La mayor dificultad, en el caso de España, es que habría que cambiar la ley para introducir de nuevo exámenes externos a los centros, con los que se haría un seguimiento de la evolución de estas escuelas a la carta.

Educación en casa

Otra tendencia que también viene de Estados Unidos es la de la enseñanza en la propia familia. Supone la renuncia al sistema educativo reglado y la opción de seguir el camino más informal de educar a los hijos en casa. En Estados Unidos son numerosísimas las familias que han optado por hacerlo, y tienen asociaciones de ayuda y numeroso material educativo y didáctico que les sirve de apoyo.

En el caso de España, la Constitución dice que la "enseñanza básica es obligatoria y gratuita". Pero habla de enseñanza y no de escolarización, que no tienen porqué ser lo mismo.
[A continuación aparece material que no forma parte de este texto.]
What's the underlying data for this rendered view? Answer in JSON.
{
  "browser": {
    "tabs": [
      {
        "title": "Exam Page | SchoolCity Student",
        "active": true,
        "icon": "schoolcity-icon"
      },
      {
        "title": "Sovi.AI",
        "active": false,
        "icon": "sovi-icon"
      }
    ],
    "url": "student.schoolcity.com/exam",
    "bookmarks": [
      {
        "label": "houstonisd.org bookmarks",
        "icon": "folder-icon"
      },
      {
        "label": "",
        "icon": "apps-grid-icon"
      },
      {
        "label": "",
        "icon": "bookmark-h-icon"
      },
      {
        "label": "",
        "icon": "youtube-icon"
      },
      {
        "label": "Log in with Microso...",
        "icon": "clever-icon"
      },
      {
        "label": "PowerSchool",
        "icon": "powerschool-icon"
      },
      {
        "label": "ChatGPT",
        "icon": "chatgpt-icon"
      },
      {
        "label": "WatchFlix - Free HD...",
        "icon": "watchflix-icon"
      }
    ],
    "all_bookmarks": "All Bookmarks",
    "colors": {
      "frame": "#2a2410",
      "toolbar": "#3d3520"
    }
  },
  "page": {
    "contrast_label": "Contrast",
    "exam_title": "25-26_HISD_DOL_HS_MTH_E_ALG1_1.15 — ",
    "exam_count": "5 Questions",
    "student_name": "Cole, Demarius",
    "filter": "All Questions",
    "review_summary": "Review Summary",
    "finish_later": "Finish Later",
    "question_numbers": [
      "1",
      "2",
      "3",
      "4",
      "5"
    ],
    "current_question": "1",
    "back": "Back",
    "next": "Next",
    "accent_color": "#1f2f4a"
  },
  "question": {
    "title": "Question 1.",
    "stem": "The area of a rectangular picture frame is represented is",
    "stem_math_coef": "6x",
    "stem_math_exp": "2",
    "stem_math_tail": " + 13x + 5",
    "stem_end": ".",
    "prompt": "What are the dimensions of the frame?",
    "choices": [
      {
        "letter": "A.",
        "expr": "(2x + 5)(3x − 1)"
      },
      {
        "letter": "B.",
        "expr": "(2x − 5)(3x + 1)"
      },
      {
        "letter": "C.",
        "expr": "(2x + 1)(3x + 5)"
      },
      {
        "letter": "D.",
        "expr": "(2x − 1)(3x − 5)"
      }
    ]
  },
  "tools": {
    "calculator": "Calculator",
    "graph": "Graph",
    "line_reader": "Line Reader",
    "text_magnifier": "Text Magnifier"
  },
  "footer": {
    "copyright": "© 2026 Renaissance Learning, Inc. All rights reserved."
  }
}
El homeschooling, en España, daría pleno contenido al derecho de los padres a educar a sus hijos según sus convicciones. Los estudiantes podrían ir aprobando los cursos regulares simplemente presentándose a exámenes en algún centro, o a exámenes externos que impusiera el Ministerio al término de cada ciclo (primaria, secundaria y bachillerato).

En Estados Unidos los resultados educativos de la enseñanza en casa son ciertamente sorprendentes. En el Estado de Pennsylvania se realizaron unas pruebas exhaustivas sobre los alumnos que estudiaban en casa, y sobre una media de 50 puntos, estaban en los percentiles 73 y 86 en matemáticas y lectura.